Both are now well-rounded, good students, and manage to sit entire school days
without falling out of the chairs or causing any problems. They now draw people
with arms and legs, and both of them STILL don't like to color.
So there we
were, once again, in a kindergarten classroom, perched in tiny chairs, and
bracing ourselves for the worst. Though it had been eight years since he had
uttered it, I could see my hubby practicing his sweet-potato big finish, and I
steeled myself not to take anything my son's teachers said too seriously.
They thanked us
for coming, and then opened the folder. "We'd like you to take a look at
your son's handwriting." They said, handing us a sheet of paper. Uh-oh.
Here it comes. I thought, willing myself to look. And here it came..... they
dropped the bombshell. "We think he is doing fabulously!"
What? What did
they say?
"We just
LOVE him!" One of his teachers gushed, (she GUSHED, I SWEAR she did!) and
the other added,
"Oh yes, we
LOVE him! He is such a smart boy! He is so wonderful; a great student; just look
at his handwriting- it is marvelous!" They continued to onslaught us with
praise for our son, offering nothing but good words about him, and finished it
with the traditional "Any questions?"
This was usually
the part where we retaliated. Instead, we were struck dumb with the knowledge
that our child, it appeared, was perfect. Finally I thought of something.
"What about his behavior? He's so much younger than his brothers.....

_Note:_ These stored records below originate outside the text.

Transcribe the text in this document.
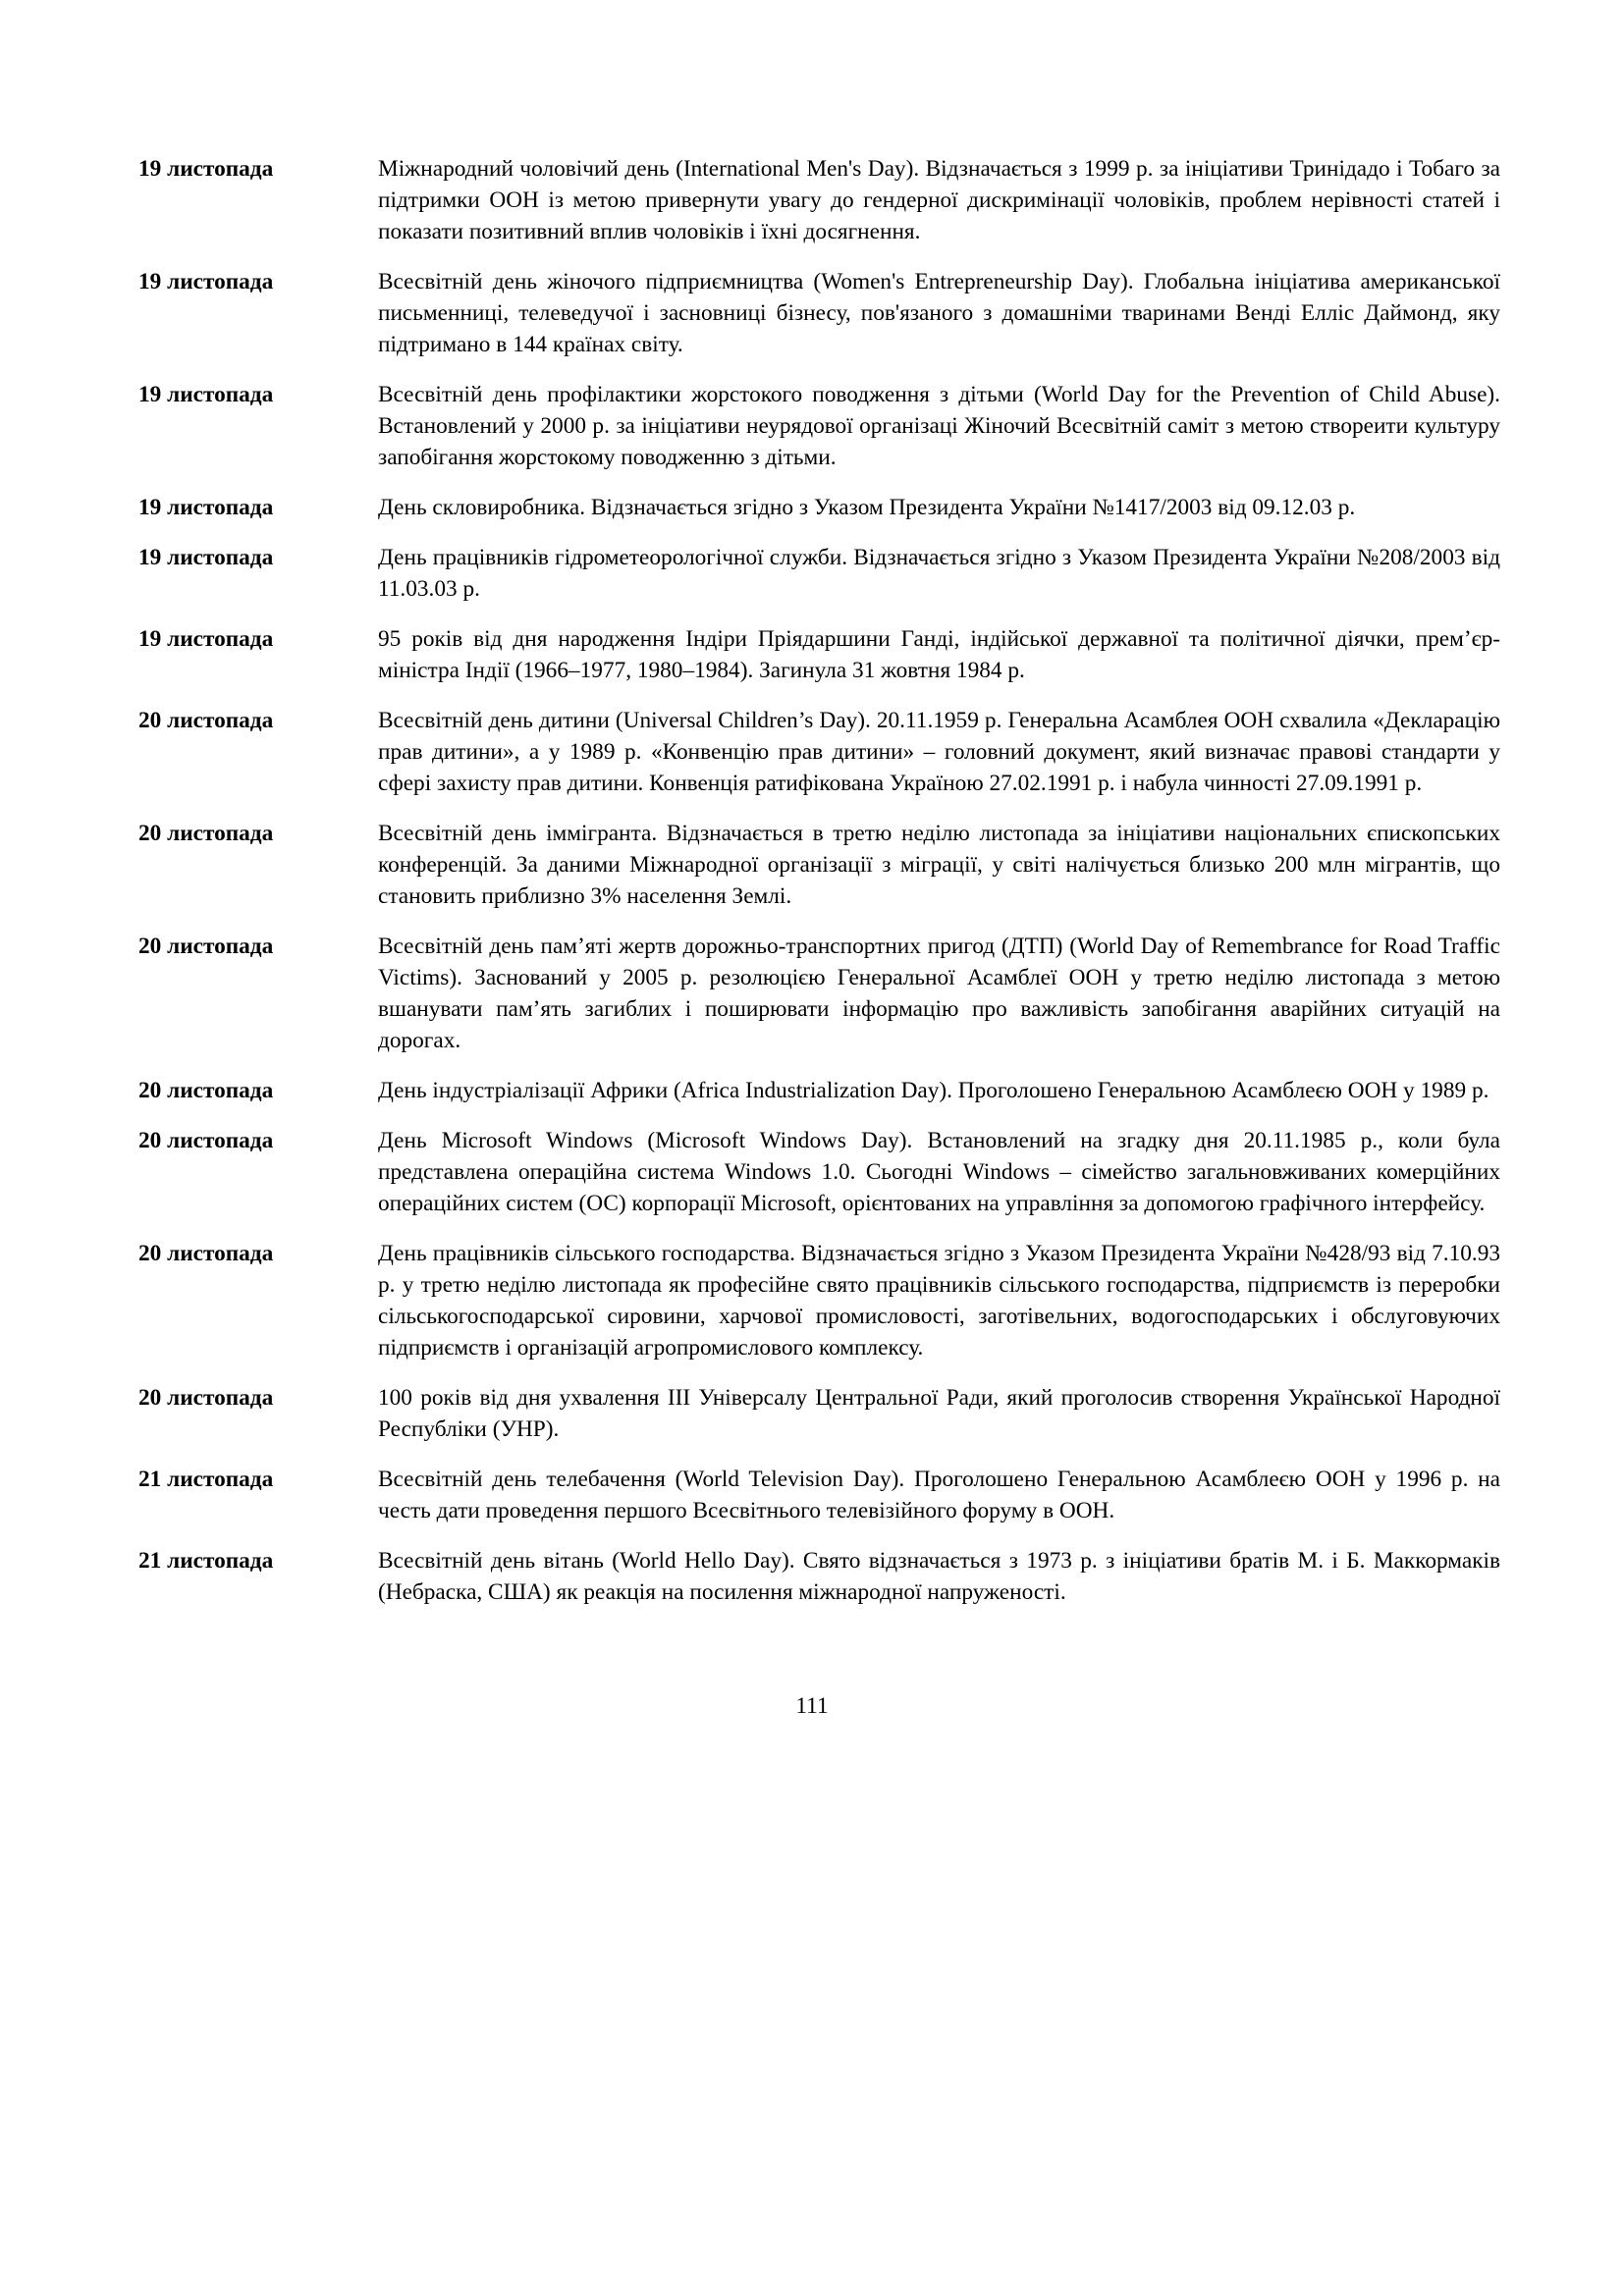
19 листопада	Міжнародний чоловічий день (International Men's Day). Відзначається з 1999 р. за ініціативи Тринідадо і Тобаго за підтримки ООН із метою привернути увагу до гендерної дискримінації чоловіків, проблем нерівності статей і показати позитивний вплив чоловіків і їхні досягнення.
19 листопада	Всесвітній день жіночого підприємництва (Women's Entrepreneurship Day). Глобальна ініціатива американської письменниці, телеведучої і засновниці бізнесу, пов'язаного з домашніми тваринами Венді Елліс Даймонд, яку підтримано в 144 країнах світу.
19 листопада	Всесвітній день профілактики жорстокого поводження з дітьми (World Day for the Prevention of Child Abuse). Встановлений у 2000 р. за ініціативи неурядової організаці Жіночий Всесвітній саміт з метою створеити культуру запобігання жорстокому поводженню з дітьми.
19 листопада	День скловиробника. Відзначається згідно з Указом Президента України №1417/2003 від 09.12.03 р.
19 листопада	День працівників гідрометеорологічної служби. Відзначається згідно з Указом Президента України №208/2003 від 11.03.03 р.
19 листопада	95 років від дня народження Індіри Пріядаршини Ганді, індійської державної та політичної діячки, прем’єр-міністра Індії (1966–1977, 1980–1984). Загинула 31 жовтня 1984 р.
20 листопада	Всесвітній день дитини (Universal Children’s Day). 20.11.1959 р. Генеральна Асамблея ООН схвалила «Декларацію прав дитини», а у 1989 р. «Конвенцію прав дитини» – головний документ, який визначає правові стандарти у сфері захисту прав дитини. Конвенція ратифікована Україною 27.02.1991 р. і набула чинності 27.09.1991 р.
20 листопада	Всесвітній день іммігранта. Відзначається в третю неділю листопада за ініціативи національних єпископських конференцій. За даними Міжнародної організації з міграції, у світі налічується близько 200 млн мігрантів, що становить приблизно 3% населення Землі.
20 листопада	Всесвітній день пам’яті жертв дорожньо-транспортних пригод (ДТП) (World Day of Remembrance for Road Traffic Victims). Заснований у 2005 р. резолюцією Генеральної Асамблеї ООН у третю неділю листопада з метою вшанувати пам’ять загиблих і поширювати інформацію про важливість запобігання аварійних ситуацій на дорогах.
20 листопада	День індустріалізації Африки (Africa Industrialization Day). Проголошено Генеральною Асамблеєю ООН у 1989 р.
20 листопада	День Microsoft Windows (Microsoft Windows Day). Встановлений на згадку дня 20.11.1985 р., коли була представлена операційна система Windows 1.0. Сьогодні Windows – сімейство загальновживаних комерційних операційних систем (ОС) корпорації Microsoft, орієнтованих на управління за допомогою графічного інтерфейсу.
20 листопада	День працівників сільського господарства. Відзначається згідно з Указом Президента України №428/93 від 7.10.93 р. у третю неділю листопада як професійне свято працівників сільського господарства, підприємств із переробки сільськогосподарської сировини, харчової промисловості, заготівельних, водогосподарських і обслуговуючих підприємств і організацій агропромислового комплексу.
20 листопада	100 років від дня ухвалення ІІІ Універсалу Центральної Ради, який проголосив створення Української Народної Республіки (УНР).
21 листопада	Всесвітній день телебачення (World Television Day). Проголошено Генеральною Асамблеєю ООН у 1996 р. на честь дати проведення першого Всесвітнього телевізійного форуму в ООН.
21 листопада	Всесвітній день вітань (World Hello Day). Свято відзначається з 1973 р. з ініціативи братів М. і Б. Маккормаків (Небраска, США) як реакція на посилення міжнародної напруженості.
111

sometimes he can be a bit spoiled."
"Oh, no,
not him!" They chimed. "In fact, he is an example of good behavior! He
had a rough day or two at the beginning of the year, but once he learned the
rules; he has never broken them since. We wish all of our students could be as
well behaved as your son."
Curve ball
indeed. We walked to the car unable to speak. In some strange way, it was a
letdown- here we had all these great stories of our older children who were
given such grim outlooks in kindergarten and now were taking honors courses and
making straight A's..... and no forum to share.
“He's
perfect." I turned to my husband.
"I knew
that already." He replied. "They all are. It's just too bad," he
concluded, "that I wasn't able to tell them that I know they are all
perfect, whether or not they agree."
"Yeah."
I concurred. "And I really missed the sweet potato story."